Unlike many women of her generation, Lois returned to school in the midst of raising her children. First, to Upsala College and then to Monmouth University where she earned her A.A. in 1970 and her B.A. in Arts in 1974. Lois loved to learn, to read, to travel and to explore the world through her art. Her trip diaries (voluminous books illustrated with pen and ink drawing along with paper ephemera and script), encompassed more than two dozen adventures to everywhere from South Africa to Europe to Papua New Guinea. Her sheer joy of learning continued unabated, as she earned a second A.A. in English from Brookdale Community College in 1989 and her M.A from Montclair State in 1994. But art was her life.

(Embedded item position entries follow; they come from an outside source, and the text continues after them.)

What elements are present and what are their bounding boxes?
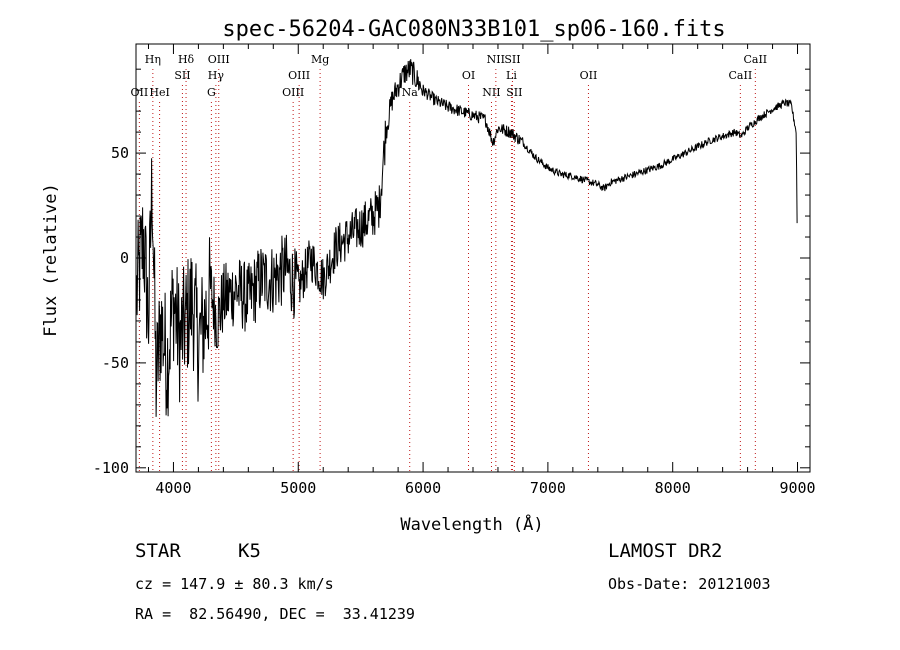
survey-name: LAMOST DR2: [608, 540, 723, 562]
y-tick-label: -50: [102, 354, 129, 372]
line-label: OIII: [282, 86, 304, 99]
x-tick-label: 9000: [779, 479, 815, 497]
x-tick-label: 6000: [405, 479, 441, 497]
object-subclass: K5: [238, 540, 261, 562]
line-label: Hγ: [208, 69, 225, 82]
line-label: Li: [506, 69, 517, 82]
line-label: NII: [482, 86, 500, 99]
line-label: OII: [580, 69, 598, 82]
ra-dec: RA = 82.56490, DEC = 33.41239: [135, 605, 415, 623]
plot-frame: [135, 43, 811, 473]
observation-date: Obs-Date: 20121003: [608, 575, 771, 593]
line-label: HeI: [149, 86, 169, 99]
line-label: SII: [506, 86, 522, 99]
line-label: Na: [402, 86, 419, 99]
line-label: SII: [174, 69, 190, 82]
y-tick-label: 50: [111, 144, 129, 162]
line-label: OII: [131, 86, 149, 99]
line-label: CaII: [743, 53, 767, 66]
x-tick-label: 4000: [155, 479, 191, 497]
spectrum-series: [136, 59, 798, 417]
x-tick-label: 8000: [655, 479, 691, 497]
chart-title: spec-56204-GAC080N33B101_sp06-160.fits: [222, 17, 725, 42]
object-type: STAR: [135, 540, 181, 562]
line-label: OI: [462, 69, 475, 82]
y-tick-label: 0: [120, 249, 129, 267]
line-label: SII: [504, 53, 520, 66]
x-tick-label: 7000: [530, 479, 566, 497]
y-tick-label: -100: [93, 459, 129, 477]
spectrum-line: [136, 59, 798, 417]
y-axis-label: Flux (relative): [41, 183, 61, 337]
line-label: OIII: [288, 69, 310, 82]
line-label: Hη: [145, 53, 161, 66]
line-label: Hδ: [178, 53, 195, 66]
line-label: CaII: [729, 69, 753, 82]
x-axis-label: Wavelength (Å): [400, 513, 543, 535]
x-tick-label: 5000: [280, 479, 316, 497]
axes: 4000 5000 6000 7000 8000 9000 -100 -50 0 50: [93, 43, 816, 497]
redshift-cz: cz = 147.9 ± 80.3 km/s: [135, 575, 334, 593]
line-label: NII: [487, 53, 505, 66]
line-label: OIII: [208, 53, 230, 66]
line-label: G: [207, 86, 216, 99]
line-label: Mg: [311, 53, 329, 66]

In addition to creating her own work, Blonder designed and mounted art and craft exhibitions for individual artists and such organizations as the Monmouth Festival of the Arts, a major cultural fixture sponsored by Monmouth Reform Temple. Several galleries have represented her. They include Gallery 9, Chatham; Gallery 12 and the Sachs Gallery, both in Rumson; Guild of Creative Art, Shrewsbury; The Old Mill, Tinton Falls; The Artists and Craftsman Guild, Cranford; the Gerri Galleries, Marlboro; and the Art Alliance, Red Bank. Her paintings and prints have been displayed in such juried competitions as Knickerbocker Artists (N.Y.), Allied Artists (N.Y.), Jersey City Museum, New Jersey Collection of Contemporary Art, New Jersey Watercolor Society, Garden Watercolor Society, and the West Orange Chamber of Commerce. Lois' work has been exhibited in many private and corporate collections including Rines and Rines, Boston; Mysterings, Los Angeles; Electrocomp, Old Bridge; Overlook Hospital, Summit; Monmouth Reform Temple, Tinton Falls, and at Upsala College.
In addition, she was tutored privately by artists Manny Soloman, David Kwo, Hugo Lutz, Tom Vincent and George Muller.
She and husband, Isaac Blonder, were longtime benefactors of the Monmouth Junior Science Symposium, an annual event which is designed to encourage gifted high school students to pursue science careers. A symposium scholarship, which they supported, honors their late son, Bradley, while a sculpture garden at Monmouth University honors hers. Along with five grandchildren, their son, Greg, a physicist, lives in Summit, NJ while daughter, Terry, of Carlisle, MA is a cookbook author.